Let’s not forget why this is important. There are three reasons: 1) sugar is likely addictive or at least seems to shape our behavior in that we want to eat more of it; 2) sugar packs more calories into smaller amounts of food, which leads us to eat more mass to fill our stomachs; and 3) sugar is quickly absorbed into our system, but doesn’t have a long-lasting effect, meaning we want to eat again sooner than we should. Just think of those tiny pastries at the Starbucks counter. Their sweet and sticky and pack 500 calories in a little square. They taste good going down, but you’ll be hungry again in an hour after eating them.
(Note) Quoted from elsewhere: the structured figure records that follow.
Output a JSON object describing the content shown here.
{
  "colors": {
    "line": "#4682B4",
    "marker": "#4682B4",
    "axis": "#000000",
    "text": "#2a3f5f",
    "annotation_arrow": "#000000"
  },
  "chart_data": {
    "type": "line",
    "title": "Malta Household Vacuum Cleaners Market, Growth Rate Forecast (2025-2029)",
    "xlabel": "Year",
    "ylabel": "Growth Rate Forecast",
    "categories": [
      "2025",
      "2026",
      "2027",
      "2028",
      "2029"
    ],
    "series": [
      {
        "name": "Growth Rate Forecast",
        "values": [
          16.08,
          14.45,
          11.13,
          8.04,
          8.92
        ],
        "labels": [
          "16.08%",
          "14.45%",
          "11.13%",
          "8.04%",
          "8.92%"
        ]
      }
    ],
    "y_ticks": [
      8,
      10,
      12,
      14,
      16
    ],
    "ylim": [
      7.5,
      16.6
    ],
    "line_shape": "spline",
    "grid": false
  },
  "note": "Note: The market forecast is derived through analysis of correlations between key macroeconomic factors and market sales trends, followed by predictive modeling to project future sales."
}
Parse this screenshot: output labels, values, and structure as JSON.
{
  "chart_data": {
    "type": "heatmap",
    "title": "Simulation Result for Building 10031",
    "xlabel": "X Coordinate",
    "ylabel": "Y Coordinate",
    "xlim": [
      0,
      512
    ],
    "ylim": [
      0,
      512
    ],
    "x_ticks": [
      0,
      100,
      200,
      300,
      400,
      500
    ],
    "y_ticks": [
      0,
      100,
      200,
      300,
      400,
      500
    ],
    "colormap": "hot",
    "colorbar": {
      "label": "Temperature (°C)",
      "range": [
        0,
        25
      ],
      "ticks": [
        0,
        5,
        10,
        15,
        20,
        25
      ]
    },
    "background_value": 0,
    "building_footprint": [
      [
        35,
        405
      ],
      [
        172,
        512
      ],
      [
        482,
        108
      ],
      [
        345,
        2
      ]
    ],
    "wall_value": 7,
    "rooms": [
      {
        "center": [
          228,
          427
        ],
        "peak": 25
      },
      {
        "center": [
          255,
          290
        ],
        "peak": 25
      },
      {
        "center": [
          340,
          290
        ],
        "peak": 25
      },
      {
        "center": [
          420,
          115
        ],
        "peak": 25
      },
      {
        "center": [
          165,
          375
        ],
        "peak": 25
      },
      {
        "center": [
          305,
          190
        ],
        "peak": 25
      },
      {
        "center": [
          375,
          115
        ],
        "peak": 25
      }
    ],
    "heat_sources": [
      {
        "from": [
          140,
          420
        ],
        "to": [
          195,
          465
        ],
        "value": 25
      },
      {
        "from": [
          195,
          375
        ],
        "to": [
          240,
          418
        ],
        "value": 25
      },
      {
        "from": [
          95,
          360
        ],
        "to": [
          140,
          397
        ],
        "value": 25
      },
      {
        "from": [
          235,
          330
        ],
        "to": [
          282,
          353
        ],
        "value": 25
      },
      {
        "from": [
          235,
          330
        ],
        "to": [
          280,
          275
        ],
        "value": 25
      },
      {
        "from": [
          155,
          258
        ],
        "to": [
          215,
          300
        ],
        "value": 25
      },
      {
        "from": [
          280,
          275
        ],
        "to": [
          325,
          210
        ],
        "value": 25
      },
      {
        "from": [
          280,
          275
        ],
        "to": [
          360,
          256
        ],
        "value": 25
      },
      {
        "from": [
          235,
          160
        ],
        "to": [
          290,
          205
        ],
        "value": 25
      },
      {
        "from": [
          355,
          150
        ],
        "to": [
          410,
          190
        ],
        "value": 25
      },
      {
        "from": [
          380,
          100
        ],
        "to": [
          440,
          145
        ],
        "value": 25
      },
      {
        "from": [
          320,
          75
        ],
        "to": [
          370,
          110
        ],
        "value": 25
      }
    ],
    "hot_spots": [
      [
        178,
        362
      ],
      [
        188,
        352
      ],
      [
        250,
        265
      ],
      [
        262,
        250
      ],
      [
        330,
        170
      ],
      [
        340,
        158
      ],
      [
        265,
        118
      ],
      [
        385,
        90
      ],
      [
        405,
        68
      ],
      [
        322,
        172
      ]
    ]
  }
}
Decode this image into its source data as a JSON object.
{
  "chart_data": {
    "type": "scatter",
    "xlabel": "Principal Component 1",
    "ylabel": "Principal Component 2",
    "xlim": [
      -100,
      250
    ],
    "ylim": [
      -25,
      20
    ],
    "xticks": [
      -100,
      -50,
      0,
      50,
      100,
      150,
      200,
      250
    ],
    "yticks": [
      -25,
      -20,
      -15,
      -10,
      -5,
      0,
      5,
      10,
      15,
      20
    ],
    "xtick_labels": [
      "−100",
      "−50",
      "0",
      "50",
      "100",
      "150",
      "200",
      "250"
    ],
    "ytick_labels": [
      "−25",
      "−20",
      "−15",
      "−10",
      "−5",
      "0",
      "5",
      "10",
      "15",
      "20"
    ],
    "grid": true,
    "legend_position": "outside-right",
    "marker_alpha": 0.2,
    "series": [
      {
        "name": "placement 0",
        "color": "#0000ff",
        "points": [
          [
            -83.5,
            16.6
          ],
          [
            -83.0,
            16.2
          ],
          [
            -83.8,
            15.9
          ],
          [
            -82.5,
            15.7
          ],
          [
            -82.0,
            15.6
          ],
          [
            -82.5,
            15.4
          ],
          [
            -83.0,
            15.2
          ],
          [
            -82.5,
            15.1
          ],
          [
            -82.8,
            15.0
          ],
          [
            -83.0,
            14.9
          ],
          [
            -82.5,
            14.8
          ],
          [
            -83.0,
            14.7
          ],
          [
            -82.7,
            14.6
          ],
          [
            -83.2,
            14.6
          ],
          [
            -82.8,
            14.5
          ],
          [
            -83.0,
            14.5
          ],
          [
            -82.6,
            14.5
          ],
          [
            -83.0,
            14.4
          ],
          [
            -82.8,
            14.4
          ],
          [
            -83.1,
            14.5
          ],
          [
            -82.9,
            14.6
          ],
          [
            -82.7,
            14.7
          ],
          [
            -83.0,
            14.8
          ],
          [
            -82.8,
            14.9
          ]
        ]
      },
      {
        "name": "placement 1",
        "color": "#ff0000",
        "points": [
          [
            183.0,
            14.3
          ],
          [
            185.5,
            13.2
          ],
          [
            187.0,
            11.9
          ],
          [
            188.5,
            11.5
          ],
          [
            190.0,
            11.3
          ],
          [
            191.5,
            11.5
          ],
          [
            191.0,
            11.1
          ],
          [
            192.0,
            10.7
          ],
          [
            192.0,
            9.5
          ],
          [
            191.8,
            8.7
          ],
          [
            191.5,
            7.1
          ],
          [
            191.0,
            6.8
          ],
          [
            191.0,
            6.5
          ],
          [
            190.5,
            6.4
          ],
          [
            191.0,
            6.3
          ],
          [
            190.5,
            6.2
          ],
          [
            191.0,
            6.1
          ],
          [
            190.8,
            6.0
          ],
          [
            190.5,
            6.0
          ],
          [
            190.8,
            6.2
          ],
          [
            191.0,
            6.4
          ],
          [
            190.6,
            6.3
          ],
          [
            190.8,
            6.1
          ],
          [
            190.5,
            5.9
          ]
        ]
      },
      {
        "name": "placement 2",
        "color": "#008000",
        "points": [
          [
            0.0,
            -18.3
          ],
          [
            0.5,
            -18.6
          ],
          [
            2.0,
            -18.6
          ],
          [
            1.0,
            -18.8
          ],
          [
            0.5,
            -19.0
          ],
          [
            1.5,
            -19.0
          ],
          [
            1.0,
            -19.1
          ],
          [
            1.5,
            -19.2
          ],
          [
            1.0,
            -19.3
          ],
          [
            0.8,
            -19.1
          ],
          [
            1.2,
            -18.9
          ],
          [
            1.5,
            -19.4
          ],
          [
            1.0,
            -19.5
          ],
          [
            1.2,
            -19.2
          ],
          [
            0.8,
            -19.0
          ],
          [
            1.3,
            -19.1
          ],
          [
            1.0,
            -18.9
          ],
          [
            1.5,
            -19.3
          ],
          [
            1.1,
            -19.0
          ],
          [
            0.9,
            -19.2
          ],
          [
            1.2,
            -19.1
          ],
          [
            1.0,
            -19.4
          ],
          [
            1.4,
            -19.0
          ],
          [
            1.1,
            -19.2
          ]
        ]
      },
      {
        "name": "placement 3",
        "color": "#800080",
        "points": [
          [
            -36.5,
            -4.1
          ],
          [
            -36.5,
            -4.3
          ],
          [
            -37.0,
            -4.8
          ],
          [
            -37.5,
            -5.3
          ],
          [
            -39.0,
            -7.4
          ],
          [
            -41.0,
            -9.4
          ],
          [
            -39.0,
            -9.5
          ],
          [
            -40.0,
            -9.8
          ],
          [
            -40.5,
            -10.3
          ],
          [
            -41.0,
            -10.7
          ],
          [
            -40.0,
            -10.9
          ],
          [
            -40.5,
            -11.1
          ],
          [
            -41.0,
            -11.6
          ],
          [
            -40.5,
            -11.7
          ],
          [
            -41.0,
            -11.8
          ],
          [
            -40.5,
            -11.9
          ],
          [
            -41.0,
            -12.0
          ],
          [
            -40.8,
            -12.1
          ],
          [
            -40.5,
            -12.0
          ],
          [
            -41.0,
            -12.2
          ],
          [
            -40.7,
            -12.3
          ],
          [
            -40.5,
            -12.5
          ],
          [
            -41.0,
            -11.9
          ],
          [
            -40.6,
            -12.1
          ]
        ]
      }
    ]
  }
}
This is what I would call the “snack trap.” You’ve “snacked” rather than eaten a meal. You likely didn’t get what you needed and you’ll be hungry again in an hour. Boo!

This feels like one of those things that could make you throw up your hands and say, ‘there’s just no way.’ But there are some things that we can do to keep this in our conscious awareness and hopefully make a dent into the sugars that are hiding in our food. I can at least offer five things I learned that we could all practice in our shopping and food choices.

1) Read the ingredients and ignore the marketing — There’s so much distraction happening on food packaging that is can be hard to spot the healthy foods from the pretenders. I was browsing the bread aisle and I picked up one of the healthiest looking breads last week. It said “100% Whole Wheat” on the front and then in big read letters said, “No High-Fructose Corn Syrup!” The second ingredient in the bread was sugar and it had the most sugar of any that I looked at that day. While the marketing claim was true, the statement was misleading in that it implies that the product has less sugar in it. In fact, it had more sugar than most of the breads, they just didn’t use high-fructose corn syrup. Turn the package around and make your choice from the ingredients list.